本来であれば活気に満ちた大都市なのだろう。
しかし今は違う。
店は開いている。
行き交う人影もある。
それなのに妙な違和感があった。
「……人、少なくねぇか?」
ニクスがぽつりと呟く。
「避難してるんだと思う」
ミレアが答えた。
「それにしても静かだね」
リシェルが街の奥へ目を向ける。
市民は少ない。
代わりに増えているのは兵士たちだ。
巡回する騎士。
武器を運ぶ補給部隊。
緊張した面持ちの警備兵。
王都でありながら、まるで巨大な前線基地だった。
三人はそのまま街を抜けていく。
やがて巨大な城壁と門が見えてきた。
王都の外へ続く出入口。
厳重な警備が敷かれている。
「止まれ。
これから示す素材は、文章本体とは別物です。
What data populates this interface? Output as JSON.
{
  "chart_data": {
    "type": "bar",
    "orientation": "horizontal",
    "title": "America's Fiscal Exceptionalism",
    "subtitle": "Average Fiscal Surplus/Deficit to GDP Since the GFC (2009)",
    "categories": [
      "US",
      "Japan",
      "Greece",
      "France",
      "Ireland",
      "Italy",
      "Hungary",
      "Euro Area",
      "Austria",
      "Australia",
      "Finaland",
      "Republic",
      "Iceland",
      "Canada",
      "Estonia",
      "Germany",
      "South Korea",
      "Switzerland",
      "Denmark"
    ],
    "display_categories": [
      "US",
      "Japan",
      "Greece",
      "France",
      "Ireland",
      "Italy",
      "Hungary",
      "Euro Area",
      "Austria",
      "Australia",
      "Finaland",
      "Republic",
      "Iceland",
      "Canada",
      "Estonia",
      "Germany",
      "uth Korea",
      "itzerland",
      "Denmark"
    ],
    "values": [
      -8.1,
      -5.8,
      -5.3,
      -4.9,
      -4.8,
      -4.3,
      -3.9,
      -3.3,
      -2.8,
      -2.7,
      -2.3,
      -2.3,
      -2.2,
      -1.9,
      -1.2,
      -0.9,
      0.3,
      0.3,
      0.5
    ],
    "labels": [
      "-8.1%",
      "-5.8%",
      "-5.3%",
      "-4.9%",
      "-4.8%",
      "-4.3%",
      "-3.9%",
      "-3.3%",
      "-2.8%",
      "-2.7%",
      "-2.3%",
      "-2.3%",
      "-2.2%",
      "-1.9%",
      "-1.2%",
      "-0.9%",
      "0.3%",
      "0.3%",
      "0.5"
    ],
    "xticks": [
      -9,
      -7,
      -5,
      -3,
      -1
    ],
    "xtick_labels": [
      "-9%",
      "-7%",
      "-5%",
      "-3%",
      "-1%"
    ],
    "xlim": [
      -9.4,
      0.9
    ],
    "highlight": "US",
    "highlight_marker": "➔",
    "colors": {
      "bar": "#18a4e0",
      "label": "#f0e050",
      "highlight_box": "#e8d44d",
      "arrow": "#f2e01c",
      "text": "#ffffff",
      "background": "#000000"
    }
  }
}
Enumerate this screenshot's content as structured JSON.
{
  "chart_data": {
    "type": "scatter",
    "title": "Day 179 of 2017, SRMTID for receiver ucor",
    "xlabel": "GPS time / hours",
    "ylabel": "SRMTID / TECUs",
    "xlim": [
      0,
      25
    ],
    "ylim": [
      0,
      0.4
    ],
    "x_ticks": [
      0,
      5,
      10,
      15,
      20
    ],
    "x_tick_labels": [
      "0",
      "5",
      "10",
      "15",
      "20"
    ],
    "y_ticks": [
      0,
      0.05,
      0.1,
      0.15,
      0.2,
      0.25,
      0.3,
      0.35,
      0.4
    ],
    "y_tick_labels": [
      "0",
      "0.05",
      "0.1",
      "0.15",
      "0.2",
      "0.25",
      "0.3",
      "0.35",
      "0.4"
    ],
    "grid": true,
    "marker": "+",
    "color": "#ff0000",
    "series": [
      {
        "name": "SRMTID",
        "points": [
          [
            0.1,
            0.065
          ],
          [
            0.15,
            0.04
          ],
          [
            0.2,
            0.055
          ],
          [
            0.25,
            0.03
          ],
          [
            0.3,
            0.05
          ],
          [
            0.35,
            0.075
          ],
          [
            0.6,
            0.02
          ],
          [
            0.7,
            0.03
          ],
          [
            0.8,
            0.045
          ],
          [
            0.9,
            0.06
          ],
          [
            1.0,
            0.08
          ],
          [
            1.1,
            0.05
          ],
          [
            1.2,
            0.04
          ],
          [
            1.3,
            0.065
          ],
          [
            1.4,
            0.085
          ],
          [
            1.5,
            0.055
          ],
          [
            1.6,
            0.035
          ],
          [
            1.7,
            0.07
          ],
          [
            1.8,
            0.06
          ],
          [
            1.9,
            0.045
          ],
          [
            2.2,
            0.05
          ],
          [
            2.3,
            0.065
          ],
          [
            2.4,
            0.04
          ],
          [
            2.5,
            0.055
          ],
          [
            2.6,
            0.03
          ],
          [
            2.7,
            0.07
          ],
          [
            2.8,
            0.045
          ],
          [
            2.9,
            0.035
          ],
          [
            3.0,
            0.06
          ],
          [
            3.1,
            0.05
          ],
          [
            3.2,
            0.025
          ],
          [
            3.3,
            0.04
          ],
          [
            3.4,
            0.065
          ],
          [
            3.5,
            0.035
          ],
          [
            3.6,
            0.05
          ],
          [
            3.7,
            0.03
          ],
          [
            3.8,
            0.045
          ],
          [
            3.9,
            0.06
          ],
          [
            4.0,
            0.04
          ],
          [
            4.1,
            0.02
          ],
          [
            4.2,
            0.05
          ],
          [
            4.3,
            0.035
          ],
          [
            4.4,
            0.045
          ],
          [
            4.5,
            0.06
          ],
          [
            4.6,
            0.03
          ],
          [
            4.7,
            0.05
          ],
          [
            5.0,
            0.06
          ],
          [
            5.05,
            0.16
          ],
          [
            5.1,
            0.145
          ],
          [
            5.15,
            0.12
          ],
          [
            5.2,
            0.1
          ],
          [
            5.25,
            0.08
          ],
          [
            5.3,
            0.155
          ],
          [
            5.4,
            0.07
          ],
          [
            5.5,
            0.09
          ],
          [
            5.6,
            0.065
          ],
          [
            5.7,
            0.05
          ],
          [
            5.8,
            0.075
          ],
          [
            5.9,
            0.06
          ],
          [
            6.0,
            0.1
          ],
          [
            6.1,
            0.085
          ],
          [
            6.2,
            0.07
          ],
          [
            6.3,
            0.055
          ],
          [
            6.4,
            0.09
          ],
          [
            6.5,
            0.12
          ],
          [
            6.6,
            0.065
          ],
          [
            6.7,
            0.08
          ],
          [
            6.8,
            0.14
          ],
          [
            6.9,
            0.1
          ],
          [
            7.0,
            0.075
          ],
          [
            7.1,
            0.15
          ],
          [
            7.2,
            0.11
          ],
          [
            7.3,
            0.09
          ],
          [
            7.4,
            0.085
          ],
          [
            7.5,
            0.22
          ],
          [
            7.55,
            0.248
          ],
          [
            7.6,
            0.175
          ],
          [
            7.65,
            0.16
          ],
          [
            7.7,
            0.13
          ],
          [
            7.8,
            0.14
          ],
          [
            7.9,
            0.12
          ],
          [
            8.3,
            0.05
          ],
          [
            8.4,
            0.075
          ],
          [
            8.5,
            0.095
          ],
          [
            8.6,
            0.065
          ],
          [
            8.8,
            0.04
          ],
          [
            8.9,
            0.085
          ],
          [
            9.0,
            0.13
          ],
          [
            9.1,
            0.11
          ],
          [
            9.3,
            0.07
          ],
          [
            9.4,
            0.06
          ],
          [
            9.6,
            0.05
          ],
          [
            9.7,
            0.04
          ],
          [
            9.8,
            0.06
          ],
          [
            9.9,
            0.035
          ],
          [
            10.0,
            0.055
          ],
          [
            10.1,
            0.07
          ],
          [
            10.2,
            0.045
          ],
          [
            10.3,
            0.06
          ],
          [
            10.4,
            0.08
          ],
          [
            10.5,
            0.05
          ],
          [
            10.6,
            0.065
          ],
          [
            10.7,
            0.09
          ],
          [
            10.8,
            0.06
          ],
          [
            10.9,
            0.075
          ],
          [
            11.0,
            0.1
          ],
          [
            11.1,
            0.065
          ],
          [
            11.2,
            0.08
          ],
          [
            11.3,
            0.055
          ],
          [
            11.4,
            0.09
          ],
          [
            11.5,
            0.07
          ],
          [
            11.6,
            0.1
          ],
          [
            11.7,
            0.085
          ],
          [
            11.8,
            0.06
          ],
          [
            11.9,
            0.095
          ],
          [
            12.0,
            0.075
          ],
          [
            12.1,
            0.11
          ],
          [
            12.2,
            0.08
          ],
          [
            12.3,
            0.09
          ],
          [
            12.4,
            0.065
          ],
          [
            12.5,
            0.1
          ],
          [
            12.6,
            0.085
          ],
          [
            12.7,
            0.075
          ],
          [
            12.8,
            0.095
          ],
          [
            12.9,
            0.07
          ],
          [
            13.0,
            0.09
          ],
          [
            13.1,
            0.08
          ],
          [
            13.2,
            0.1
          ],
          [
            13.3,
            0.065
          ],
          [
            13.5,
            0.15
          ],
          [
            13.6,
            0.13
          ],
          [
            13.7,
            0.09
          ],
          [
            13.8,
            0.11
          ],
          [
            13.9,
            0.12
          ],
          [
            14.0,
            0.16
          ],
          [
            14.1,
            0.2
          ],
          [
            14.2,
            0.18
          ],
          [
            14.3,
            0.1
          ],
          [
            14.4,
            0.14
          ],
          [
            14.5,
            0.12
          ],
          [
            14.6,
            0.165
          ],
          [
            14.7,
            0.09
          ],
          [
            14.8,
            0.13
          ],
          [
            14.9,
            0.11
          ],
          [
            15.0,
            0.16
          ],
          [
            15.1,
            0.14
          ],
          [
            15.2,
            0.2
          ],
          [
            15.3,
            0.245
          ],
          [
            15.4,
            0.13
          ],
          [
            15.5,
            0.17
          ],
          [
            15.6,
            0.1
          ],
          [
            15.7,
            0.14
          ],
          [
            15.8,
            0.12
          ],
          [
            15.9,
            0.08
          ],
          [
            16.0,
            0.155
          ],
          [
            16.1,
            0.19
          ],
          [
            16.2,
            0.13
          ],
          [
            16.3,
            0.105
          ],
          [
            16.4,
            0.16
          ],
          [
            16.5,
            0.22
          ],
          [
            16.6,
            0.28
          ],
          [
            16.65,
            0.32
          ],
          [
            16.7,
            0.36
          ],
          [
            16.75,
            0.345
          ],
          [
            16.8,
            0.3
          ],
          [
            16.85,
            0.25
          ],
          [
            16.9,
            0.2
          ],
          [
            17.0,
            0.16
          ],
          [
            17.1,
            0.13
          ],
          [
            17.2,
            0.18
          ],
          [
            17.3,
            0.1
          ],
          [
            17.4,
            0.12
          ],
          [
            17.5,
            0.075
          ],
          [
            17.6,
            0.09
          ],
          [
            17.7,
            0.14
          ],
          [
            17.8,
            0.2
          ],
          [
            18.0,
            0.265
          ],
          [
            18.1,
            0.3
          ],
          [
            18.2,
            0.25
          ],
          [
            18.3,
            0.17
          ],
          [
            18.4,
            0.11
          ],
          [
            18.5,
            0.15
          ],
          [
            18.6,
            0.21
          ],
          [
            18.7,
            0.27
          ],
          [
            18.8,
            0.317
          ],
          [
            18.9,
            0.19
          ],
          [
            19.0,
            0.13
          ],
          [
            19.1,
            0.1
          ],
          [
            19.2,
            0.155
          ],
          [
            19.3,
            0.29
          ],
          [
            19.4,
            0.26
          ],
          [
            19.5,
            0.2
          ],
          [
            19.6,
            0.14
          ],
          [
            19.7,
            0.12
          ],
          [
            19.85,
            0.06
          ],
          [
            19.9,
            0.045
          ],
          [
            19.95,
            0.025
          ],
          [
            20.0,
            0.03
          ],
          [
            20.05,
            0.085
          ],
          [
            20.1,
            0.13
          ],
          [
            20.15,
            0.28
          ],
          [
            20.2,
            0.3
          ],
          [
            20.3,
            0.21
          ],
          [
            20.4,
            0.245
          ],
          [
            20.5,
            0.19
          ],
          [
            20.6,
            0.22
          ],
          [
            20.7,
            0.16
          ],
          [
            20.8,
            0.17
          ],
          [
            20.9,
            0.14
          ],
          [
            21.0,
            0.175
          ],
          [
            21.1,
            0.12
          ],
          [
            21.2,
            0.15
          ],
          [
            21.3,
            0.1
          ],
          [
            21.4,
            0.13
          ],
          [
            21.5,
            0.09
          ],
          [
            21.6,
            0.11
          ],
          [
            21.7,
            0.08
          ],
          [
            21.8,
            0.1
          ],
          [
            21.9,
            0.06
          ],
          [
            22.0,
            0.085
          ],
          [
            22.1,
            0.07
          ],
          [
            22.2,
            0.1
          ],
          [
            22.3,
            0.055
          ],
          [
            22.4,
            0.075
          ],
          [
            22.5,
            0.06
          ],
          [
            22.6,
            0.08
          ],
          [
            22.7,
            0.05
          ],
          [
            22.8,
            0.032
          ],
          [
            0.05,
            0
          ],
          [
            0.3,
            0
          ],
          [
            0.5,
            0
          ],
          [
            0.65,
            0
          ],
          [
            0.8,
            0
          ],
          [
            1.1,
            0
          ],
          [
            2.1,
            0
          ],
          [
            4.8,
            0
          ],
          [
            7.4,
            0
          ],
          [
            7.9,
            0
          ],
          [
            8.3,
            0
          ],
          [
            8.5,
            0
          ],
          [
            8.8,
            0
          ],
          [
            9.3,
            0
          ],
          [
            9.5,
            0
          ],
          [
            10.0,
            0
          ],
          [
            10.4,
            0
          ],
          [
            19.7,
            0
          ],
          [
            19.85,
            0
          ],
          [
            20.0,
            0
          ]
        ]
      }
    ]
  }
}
通行許可証を」
門兵が槍を構える。
ニクスは依頼書を差し出した。
「学園から来た任務班です」
兵士は内容を確認すると表情を険しくしたまま頷く。
「……そうか」
短く息を吐く。
「気を付けろ」
その言葉には重みがあった。
「外はもう安全じゃない」
「了解」
門がゆっくりと開かれる。
三人は王都の外へ足を踏み出した。
途端に空気が変わる。
人の気配が遠ざかる。
石畳は土の道へ変わり、吹き抜ける風だけが耳に届いた。
しばらく進むと、目的地が見えてくる。
深い森だった。
鬱蒼と生い茂る木々。
昼間だというのに奥は薄暗く、どこか不気味な静けさを湛えている。
「……ここか」
ニクスが足を止めた。
依頼書と見比べる。
「捜索範囲、思ったより広いな」
「……嫌な感じがする」
ミレアが小さく呟いた。
根拠はない。
だが胸騒ぎがする。
リシェルは森の奥を見据えていた。
その瞳が僅かに細められる。
杖を握る手にも自然と力が入った。
風が吹く。
木々がざわりと揺れる。
まるで森そのものが侵入者を拒んでいるかのようだった。
そんな空気を振り払うように、ニクスは拳を握る。
ゴキリ、と小気味よい音が鳴った。
そして口元を吊り上げる。
「行くか」
その一言を合図に。
三人は森の中へ踏み込んだ。
光の届かない深い緑の中へ。
その先に何が待っているのか。
まだ誰も知らない。
ただ一つ確かなことは――
そこが安全だという保証は、どこにもなかった。